J’ai lu dans Marianne cette semaine que « Ségolène Royal hésite à défendre l’idée du protectionnisme européen, promue par Emmanuel Todd. Même si la concrétisation de cette barrière douanière lui paraît improbable en raison de l’opposition de l’Allemagne, elle estime que cette proposition est une réponse aux angoisses sociales. François Hollande y est hostile, craignant de diviser le PS »
On comprend mieux pourquoi le PS ne dit rien depuis aussi longtemps et qu’il est incapable de renouveler son logiciel redistributif et « service publiciste » : Son premier secrétaire considère qu’il ne doit dire que ce qui fait consensus ! Et dire, qu’il critique Bayrou pour son immobilisme …
Il faut dire que l’idée ne doit pas être très populaire parmi les militants PS. Je me suis rendu compte en étudiant le dernier baromètre du CEVIPOF que le protectionnisme est une idée extrêmement clivante. Elle est très forte dans les classes populaires (45 –50%) mais très faible dans les classes intermédiaires et en particuliers chez les enseignants (19%) pour qui l’ouverture des frontières doit rester un marqueur de modernité. Ceci dit, les enseignants n’ayant, par définition, aucune connaissance du monde de l’entreprise et des questions économiques, leur avis en la matière fonctionne comme une boussole sud ! En tout cas, puisque Mme Royal a décidé de conduire sa campagne en se libérant du PS, il est tant de le prouver.

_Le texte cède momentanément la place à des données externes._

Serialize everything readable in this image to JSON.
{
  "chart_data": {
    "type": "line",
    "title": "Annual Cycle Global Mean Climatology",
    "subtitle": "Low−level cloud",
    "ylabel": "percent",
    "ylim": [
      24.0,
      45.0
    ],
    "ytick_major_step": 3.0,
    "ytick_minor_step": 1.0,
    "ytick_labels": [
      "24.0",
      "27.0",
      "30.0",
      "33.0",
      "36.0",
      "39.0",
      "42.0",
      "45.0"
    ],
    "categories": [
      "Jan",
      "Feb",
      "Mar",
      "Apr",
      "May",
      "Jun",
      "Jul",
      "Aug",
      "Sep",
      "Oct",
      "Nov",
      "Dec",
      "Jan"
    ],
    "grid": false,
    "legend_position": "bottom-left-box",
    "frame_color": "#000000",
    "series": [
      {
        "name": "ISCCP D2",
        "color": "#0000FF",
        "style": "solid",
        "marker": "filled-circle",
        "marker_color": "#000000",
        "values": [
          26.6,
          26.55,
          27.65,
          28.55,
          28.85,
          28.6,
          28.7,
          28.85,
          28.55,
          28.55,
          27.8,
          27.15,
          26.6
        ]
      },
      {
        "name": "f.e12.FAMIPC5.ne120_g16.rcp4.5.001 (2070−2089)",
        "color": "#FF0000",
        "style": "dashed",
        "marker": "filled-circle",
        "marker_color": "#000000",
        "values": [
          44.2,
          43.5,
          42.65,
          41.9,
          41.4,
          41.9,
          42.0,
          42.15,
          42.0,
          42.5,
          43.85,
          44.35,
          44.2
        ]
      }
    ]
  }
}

Identité nationale et immigration
Impossible enfin d'évoquer la semaine politique sans parler de la polémique suscitée par Nicolas Sarkozy avec sa proposition de créer un ministère de l'identité nationale et de l'immigration. Je vais certainement en choquer beaucoup, mais je n'ai pas été plus choqué plus que cela par la proposition. certes, la création d'un ministère est une mesure gadget qui n'est destinée qu'à créer de la polémique et à faire un clin d'oeil au Front National. Certes, l'intitulé n'est pas forcément des plus heureux. Il aurait été préférable d'évoquer un ministère de l'immigration, de l'assimilation et de la lutte contre les discriminations. Certes, l'identité nationale est l'affaire du président de la république et ne peut pas être déléguée à un ministère. Mais sur le fond, qu'il y a t-il de si choquant ?

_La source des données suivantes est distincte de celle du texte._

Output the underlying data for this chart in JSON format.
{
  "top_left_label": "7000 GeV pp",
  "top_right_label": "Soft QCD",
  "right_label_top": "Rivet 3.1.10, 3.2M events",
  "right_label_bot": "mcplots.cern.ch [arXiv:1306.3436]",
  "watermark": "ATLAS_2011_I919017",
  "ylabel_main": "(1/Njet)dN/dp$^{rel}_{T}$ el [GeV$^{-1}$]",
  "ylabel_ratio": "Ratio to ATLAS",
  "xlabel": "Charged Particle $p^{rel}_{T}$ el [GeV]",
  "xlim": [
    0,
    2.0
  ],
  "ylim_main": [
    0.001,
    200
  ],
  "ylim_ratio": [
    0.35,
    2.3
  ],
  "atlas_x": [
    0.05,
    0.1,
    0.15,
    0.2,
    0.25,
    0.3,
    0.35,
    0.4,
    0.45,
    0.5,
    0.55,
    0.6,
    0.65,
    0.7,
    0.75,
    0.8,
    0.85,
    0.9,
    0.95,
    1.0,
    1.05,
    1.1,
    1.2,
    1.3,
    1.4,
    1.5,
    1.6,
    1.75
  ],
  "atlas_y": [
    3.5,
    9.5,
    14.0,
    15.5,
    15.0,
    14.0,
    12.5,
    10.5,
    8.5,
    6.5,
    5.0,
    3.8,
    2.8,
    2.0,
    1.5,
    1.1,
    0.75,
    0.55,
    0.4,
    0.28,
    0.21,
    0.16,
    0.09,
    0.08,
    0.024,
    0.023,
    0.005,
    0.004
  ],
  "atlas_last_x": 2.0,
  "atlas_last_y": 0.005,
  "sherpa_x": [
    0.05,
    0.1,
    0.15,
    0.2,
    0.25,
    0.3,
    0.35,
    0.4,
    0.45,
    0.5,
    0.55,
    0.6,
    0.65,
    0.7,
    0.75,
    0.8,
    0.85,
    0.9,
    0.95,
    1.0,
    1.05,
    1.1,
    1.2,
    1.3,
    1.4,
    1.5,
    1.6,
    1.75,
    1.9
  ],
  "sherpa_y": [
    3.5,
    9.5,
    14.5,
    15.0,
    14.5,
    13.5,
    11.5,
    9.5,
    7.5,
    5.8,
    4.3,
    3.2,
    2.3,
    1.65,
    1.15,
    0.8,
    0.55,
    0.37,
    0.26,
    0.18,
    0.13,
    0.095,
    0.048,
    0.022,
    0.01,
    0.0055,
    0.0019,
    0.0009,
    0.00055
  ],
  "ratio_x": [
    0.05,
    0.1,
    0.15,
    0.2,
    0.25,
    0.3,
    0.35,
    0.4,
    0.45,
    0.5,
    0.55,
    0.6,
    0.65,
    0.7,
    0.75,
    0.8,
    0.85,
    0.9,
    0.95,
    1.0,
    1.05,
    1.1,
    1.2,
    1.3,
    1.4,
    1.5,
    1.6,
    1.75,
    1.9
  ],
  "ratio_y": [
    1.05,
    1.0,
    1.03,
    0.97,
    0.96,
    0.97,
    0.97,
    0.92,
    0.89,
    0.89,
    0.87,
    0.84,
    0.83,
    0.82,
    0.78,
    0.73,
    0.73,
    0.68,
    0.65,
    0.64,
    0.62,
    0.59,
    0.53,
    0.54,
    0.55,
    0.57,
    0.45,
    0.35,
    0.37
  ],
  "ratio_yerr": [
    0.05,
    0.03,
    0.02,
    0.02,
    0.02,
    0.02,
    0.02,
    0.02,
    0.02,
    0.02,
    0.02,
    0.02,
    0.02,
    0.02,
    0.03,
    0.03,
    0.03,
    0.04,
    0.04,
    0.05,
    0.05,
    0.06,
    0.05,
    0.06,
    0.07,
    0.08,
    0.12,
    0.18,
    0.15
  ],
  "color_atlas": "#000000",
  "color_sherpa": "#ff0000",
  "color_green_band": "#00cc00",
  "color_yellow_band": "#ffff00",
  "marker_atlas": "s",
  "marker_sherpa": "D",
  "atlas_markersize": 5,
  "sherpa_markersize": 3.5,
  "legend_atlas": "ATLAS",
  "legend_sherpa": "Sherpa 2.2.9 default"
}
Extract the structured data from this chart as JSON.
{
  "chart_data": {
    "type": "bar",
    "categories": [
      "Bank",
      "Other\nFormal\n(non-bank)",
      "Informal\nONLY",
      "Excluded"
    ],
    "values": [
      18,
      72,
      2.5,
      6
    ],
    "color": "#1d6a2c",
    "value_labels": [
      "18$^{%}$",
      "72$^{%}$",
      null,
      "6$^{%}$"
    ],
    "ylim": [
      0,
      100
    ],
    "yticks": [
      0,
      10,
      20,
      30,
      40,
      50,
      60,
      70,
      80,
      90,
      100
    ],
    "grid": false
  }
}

J'ai surtout été choqué par les réactions. Pourquoi considérer qu'elle signifie nécessairement que l'immigration est une menace pour l'identité nationale ? Pourquoi ne pas tout simplement y voir une affirmation d'évidence, selon laquelle l'assimilation des populations immigrées ne peut se faire sans l'affirmation sans complexe de l'identité nationale et des valeurs républicaines ?

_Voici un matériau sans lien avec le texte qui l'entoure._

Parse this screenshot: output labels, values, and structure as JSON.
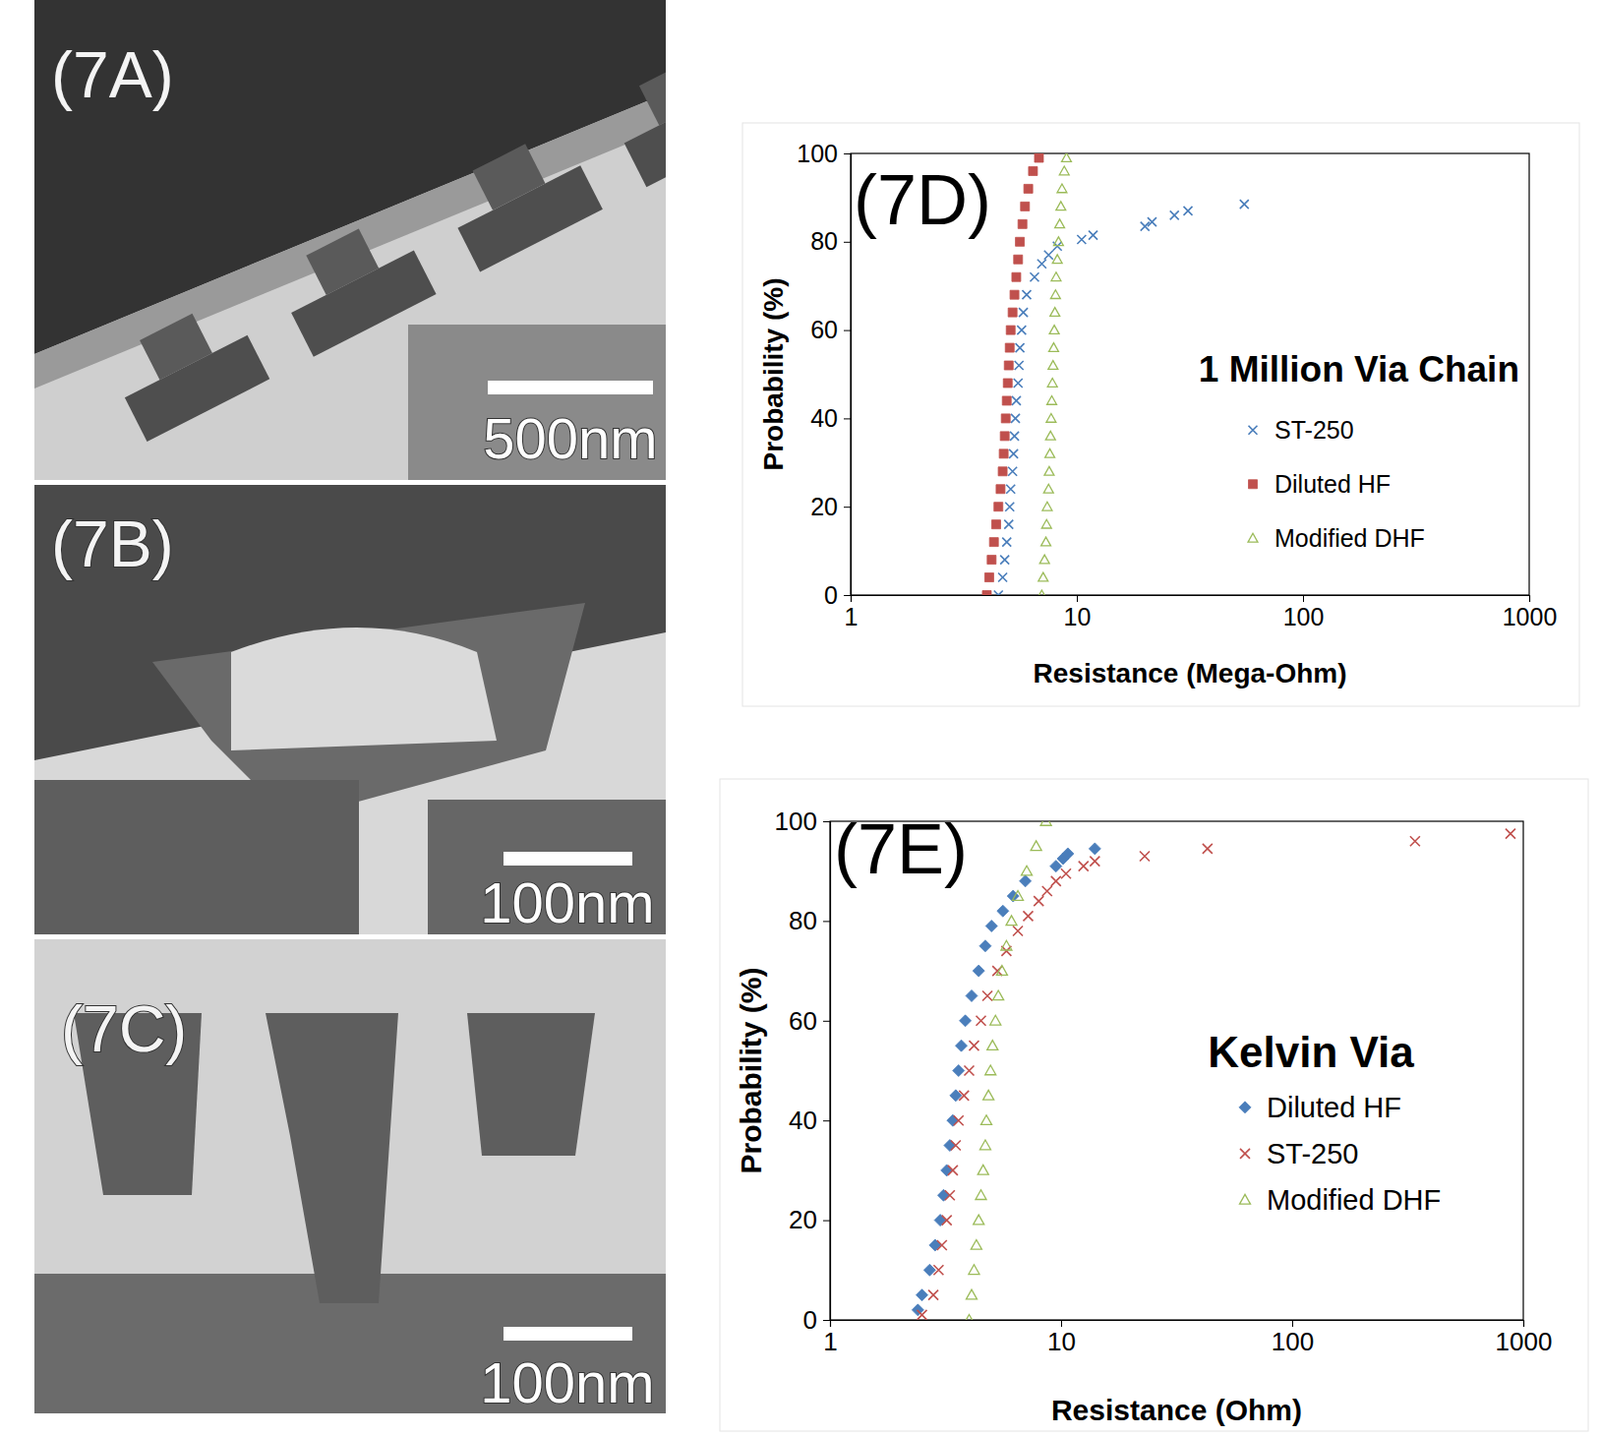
{
  "panels": [
    {
      "label": "(7A)",
      "scale_bar": "500nm"
    },
    {
      "label": "(7B)",
      "scale_bar": "100nm"
    },
    {
      "label": "(7C)",
      "scale_bar": "100nm"
    }
  ],
  "chart_data": [
    {
      "type": "scatter",
      "title": "(7D)",
      "subtitle": "1 Million Via Chain",
      "x_label": "Resistance (Mega-Ohm)",
      "y_label": "Probability (%)",
      "xlim": [
        1,
        1000
      ],
      "ylim": [
        0,
        100
      ],
      "xticks": [
        1,
        10,
        100,
        1000
      ],
      "yticks": [
        0,
        20,
        40,
        60,
        80,
        100
      ],
      "log": "x",
      "grid": false,
      "legend": "right",
      "series": [
        {
          "name": "ST-250",
          "color": "#4a7ebb",
          "marker": "x",
          "x": [
            4.5,
            4.7,
            4.8,
            4.9,
            5.0,
            5.05,
            5.1,
            5.2,
            5.25,
            5.3,
            5.35,
            5.4,
            5.5,
            5.55,
            5.6,
            5.7,
            5.8,
            6.0,
            6.5,
            7.0,
            7.5,
            8.2,
            10.5,
            11.8,
            20,
            21.5,
            27,
            31,
            55
          ],
          "values": [
            0,
            4,
            8,
            12,
            16,
            20,
            24,
            28,
            32,
            36,
            40,
            44,
            48,
            52,
            56,
            60,
            64,
            68,
            72,
            75,
            77,
            79,
            80.5,
            81.5,
            83.5,
            84.5,
            86,
            87,
            88.5
          ]
        },
        {
          "name": "Diluted HF",
          "color": "#c0504d",
          "marker": "square",
          "x": [
            4.0,
            4.1,
            4.2,
            4.3,
            4.4,
            4.5,
            4.6,
            4.7,
            4.75,
            4.8,
            4.85,
            4.9,
            4.95,
            5.0,
            5.05,
            5.1,
            5.2,
            5.3,
            5.4,
            5.5,
            5.6,
            5.75,
            5.9,
            6.1,
            6.4,
            6.8
          ],
          "values": [
            0,
            4,
            8,
            12,
            16,
            20,
            24,
            28,
            32,
            36,
            40,
            44,
            48,
            52,
            56,
            60,
            64,
            68,
            72,
            76,
            80,
            84,
            88,
            92,
            96,
            99
          ]
        },
        {
          "name": "Modified DHF",
          "color": "#9bbb59",
          "marker": "triangle",
          "x": [
            7.0,
            7.1,
            7.2,
            7.3,
            7.35,
            7.4,
            7.5,
            7.55,
            7.6,
            7.65,
            7.7,
            7.75,
            7.8,
            7.85,
            7.9,
            7.95,
            8.0,
            8.05,
            8.1,
            8.2,
            8.3,
            8.4,
            8.5,
            8.6,
            8.8,
            9.0
          ],
          "values": [
            0,
            4,
            8,
            12,
            16,
            20,
            24,
            28,
            32,
            36,
            40,
            44,
            48,
            52,
            56,
            60,
            64,
            68,
            72,
            76,
            80,
            84,
            88,
            92,
            96,
            99
          ]
        }
      ]
    },
    {
      "type": "scatter",
      "title": "(7E)",
      "subtitle": "Kelvin Via",
      "x_label": "Resistance (Ohm)",
      "y_label": "Probability (%)",
      "xlim": [
        1,
        1000
      ],
      "ylim": [
        0,
        100
      ],
      "xticks": [
        1,
        10,
        100,
        1000
      ],
      "yticks": [
        0,
        20,
        40,
        60,
        80,
        100
      ],
      "log": "x",
      "grid": false,
      "legend": "right",
      "series": [
        {
          "name": "Diluted HF",
          "color": "#4a7ebb",
          "marker": "diamond",
          "x": [
            2.4,
            2.5,
            2.7,
            2.85,
            3.0,
            3.1,
            3.2,
            3.3,
            3.4,
            3.5,
            3.6,
            3.7,
            3.85,
            4.1,
            4.4,
            4.7,
            5.0,
            5.6,
            6.2,
            7.0,
            9.5,
            10.2,
            10.7,
            14
          ],
          "values": [
            2,
            5,
            10,
            15,
            20,
            25,
            30,
            35,
            40,
            45,
            50,
            55,
            60,
            65,
            70,
            75,
            79,
            82,
            85,
            88,
            91,
            92.5,
            93.5,
            94.5
          ]
        },
        {
          "name": "ST-250",
          "color": "#c0504d",
          "marker": "x",
          "x": [
            2.5,
            2.8,
            2.95,
            3.05,
            3.2,
            3.3,
            3.4,
            3.5,
            3.6,
            3.8,
            4.0,
            4.2,
            4.5,
            4.8,
            5.3,
            5.8,
            6.5,
            7.2,
            8.0,
            8.7,
            9.5,
            10.5,
            12.5,
            14,
            23,
            43,
            340,
            880
          ],
          "values": [
            1,
            5,
            10,
            15,
            20,
            25,
            30,
            35,
            40,
            45,
            50,
            55,
            60,
            65,
            70,
            74,
            78,
            81,
            84,
            86,
            88,
            89.5,
            91,
            92,
            93,
            94.5,
            96,
            97.5
          ]
        },
        {
          "name": "Modified DHF",
          "color": "#9bbb59",
          "marker": "triangle",
          "x": [
            4.0,
            4.1,
            4.2,
            4.3,
            4.4,
            4.5,
            4.6,
            4.7,
            4.75,
            4.85,
            4.95,
            5.05,
            5.2,
            5.35,
            5.55,
            5.8,
            6.1,
            6.5,
            7.1,
            7.8,
            8.6
          ],
          "values": [
            0,
            5,
            10,
            15,
            20,
            25,
            30,
            35,
            40,
            45,
            50,
            55,
            60,
            65,
            70,
            75,
            80,
            85,
            90,
            95,
            100
          ]
        }
      ]
    }
  ]
}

Personellement j'ai été beaucoup plus choqué par les propos de ségolène Royal lors de son meeting de Toulon le 17 janvier qui invitait à écouter ce que dit Diam's dans son brûlot anti france "ma France à moi" où elle évoque une france "qui vit à l'heure américaine" "qui sèche les cours pour ne rien faire" sans parler de l'éructation finale où elle crache sa haine en appelant à prendre les armes ! Ou lorsque la candidate déclare, dans un monumental accès de démagogie, aux jeunes des banlieues qu'ils ne sont pas un problème mais une partie de la solution !
Cela traduit une conception de la nation que personnellement je trouve bien plus "ignoble" et extrêmement dangereuse. Comme le dit Finkelkraut cette semaine dans son entretien avec Max Gallo : "Ce que dit la rappeuse c'est "Ma france à moi, c'est moi". Cette conception hyperindividualiste est la négation de l'idée même de nation et de communauté de destin. Comment peut-on intégrer les jeunes, les immigrés, les habitants des cités, si leur seul discours qu'on leur tient, c'est "Vous êtes français, tel que vous êtes, sans avoir d'efforts à faire, quelque soit votre culture, vos valeurs, votre niveau d'éducation ou votre maîtrise de la langue, et à ce titre vous avez des droits à faire valoir. La France doit vous accepter comme tel !"
Il faut à l'évidence se garder de toute xénophobie et être tolérant à l'égard des différences. Mais il ne faut pas non plus faire de l'anti-le pen par principe et en devenir xenophile ! La cohésion sociale passe par la cohésion nationale et l'affirmation d'une identité nationale et de valeurs communes. En France, l'identité nationale, ce sont les valeurs républicaines. Il n'y a rien d'ignoble à vouloir les rappeler. Il est en revanche irresponsable de les nier pour brosser dans le sens du poil l'électorat des "nouveaux inscrits".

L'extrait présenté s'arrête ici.